Für medizinische Cannabisprodukte haben sich die Qualitätskriterien des Deutschen Arzneibuches und die Qualitätsstandards EU-GMP (Good Manufacturing Practice) sowie GACP (Good Agricultural and Collection Practice) bereits bewährt.
Der BPC spricht sich dafür aus, dass die Qualität von Genusscannabis auf einem gleichen Niveau gewährleistet werden muss.
Der Anbau von Cannabispflanzen sollte primär in geschlossenen Räumen (u.a. Gewächshäusern) stattfinden. Auf diese Weise wird die Produktsicherheit garantiert und insbesondere Verunreinigungen ausgeschlossen.

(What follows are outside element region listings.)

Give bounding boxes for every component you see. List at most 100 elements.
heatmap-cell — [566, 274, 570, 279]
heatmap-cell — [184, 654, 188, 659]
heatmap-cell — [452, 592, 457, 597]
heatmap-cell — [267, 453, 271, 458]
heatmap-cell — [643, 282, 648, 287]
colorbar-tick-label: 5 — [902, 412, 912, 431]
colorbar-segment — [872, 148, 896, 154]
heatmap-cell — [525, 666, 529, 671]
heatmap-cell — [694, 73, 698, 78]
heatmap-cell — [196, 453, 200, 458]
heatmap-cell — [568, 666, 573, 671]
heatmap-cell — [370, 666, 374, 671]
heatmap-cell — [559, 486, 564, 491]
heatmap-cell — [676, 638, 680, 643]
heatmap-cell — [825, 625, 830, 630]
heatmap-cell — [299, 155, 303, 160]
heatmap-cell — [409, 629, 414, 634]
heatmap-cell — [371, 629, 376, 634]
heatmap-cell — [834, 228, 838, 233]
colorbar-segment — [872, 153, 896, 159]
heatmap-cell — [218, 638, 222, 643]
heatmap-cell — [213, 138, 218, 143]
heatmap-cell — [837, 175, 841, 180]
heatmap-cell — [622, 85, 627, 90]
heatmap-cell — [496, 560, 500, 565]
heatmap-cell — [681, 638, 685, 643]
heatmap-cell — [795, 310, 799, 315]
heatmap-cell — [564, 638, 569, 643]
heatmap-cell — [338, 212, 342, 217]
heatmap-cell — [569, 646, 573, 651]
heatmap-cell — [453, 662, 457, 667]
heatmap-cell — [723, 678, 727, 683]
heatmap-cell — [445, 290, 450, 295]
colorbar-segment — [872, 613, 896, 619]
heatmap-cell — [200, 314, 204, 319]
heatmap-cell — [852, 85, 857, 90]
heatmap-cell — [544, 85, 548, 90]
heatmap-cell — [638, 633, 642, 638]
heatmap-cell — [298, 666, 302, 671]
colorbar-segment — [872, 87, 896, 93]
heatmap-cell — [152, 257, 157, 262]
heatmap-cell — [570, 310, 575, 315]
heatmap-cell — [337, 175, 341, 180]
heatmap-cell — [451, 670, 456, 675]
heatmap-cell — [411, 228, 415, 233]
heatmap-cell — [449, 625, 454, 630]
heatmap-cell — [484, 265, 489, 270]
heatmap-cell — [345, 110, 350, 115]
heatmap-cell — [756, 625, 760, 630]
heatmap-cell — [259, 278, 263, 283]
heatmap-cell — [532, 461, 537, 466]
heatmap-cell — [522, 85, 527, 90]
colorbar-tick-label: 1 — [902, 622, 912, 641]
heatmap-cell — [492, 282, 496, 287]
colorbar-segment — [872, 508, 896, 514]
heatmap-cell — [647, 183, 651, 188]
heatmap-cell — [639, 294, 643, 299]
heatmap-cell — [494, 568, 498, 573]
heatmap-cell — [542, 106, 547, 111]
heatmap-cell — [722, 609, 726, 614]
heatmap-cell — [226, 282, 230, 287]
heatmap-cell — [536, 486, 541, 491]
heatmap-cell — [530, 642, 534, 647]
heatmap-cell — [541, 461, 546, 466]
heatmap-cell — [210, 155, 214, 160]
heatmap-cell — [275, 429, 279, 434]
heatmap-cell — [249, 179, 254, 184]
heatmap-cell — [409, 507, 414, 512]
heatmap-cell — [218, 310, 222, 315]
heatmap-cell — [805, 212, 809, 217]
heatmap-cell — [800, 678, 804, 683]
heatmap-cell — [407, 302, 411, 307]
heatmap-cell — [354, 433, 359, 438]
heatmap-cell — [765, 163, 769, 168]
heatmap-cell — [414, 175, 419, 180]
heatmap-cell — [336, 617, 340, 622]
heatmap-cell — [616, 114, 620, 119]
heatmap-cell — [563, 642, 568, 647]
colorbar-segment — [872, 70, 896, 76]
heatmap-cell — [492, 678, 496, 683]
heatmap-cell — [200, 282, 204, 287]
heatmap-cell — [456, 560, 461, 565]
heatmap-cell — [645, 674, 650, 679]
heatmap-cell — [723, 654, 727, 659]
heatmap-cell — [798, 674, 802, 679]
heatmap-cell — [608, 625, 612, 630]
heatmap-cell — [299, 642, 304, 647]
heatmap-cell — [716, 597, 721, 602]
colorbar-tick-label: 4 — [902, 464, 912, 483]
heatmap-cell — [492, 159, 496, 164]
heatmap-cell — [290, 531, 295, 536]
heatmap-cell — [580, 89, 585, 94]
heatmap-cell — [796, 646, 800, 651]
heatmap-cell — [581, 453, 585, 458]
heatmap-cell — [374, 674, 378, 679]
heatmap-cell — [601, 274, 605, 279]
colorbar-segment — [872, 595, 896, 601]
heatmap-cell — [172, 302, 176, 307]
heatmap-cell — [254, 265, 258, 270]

Ferner sollten die angebotenen Produkte mit Warnhinweisen versehen werden.
5. Kontrollierter Vertrieb
Um den Schwarzmarkt bestmöglich zu verdrängen und den Jugendschutz zu gewährleisten, bedarf es einer flächendeckenden Verfügbarkeit und kontrollierten Abgabe von Genusscannabis.
Der BPC steht daher einer kontrollierten Abgabe in interessierten Apotheken, Fachgeschäften sowie dem Versandhandel positiv gegenüber.
Das angekündigte Lizenzsystem muss u.a. berücksichtigen, dass die abgebenden Stellen sowohl den Jugendschutz wahren als auch über Kapazitäten und geschultes Fachpersonal verfügen, um Konsument:innen angemessen zu beraten und aufzuklären.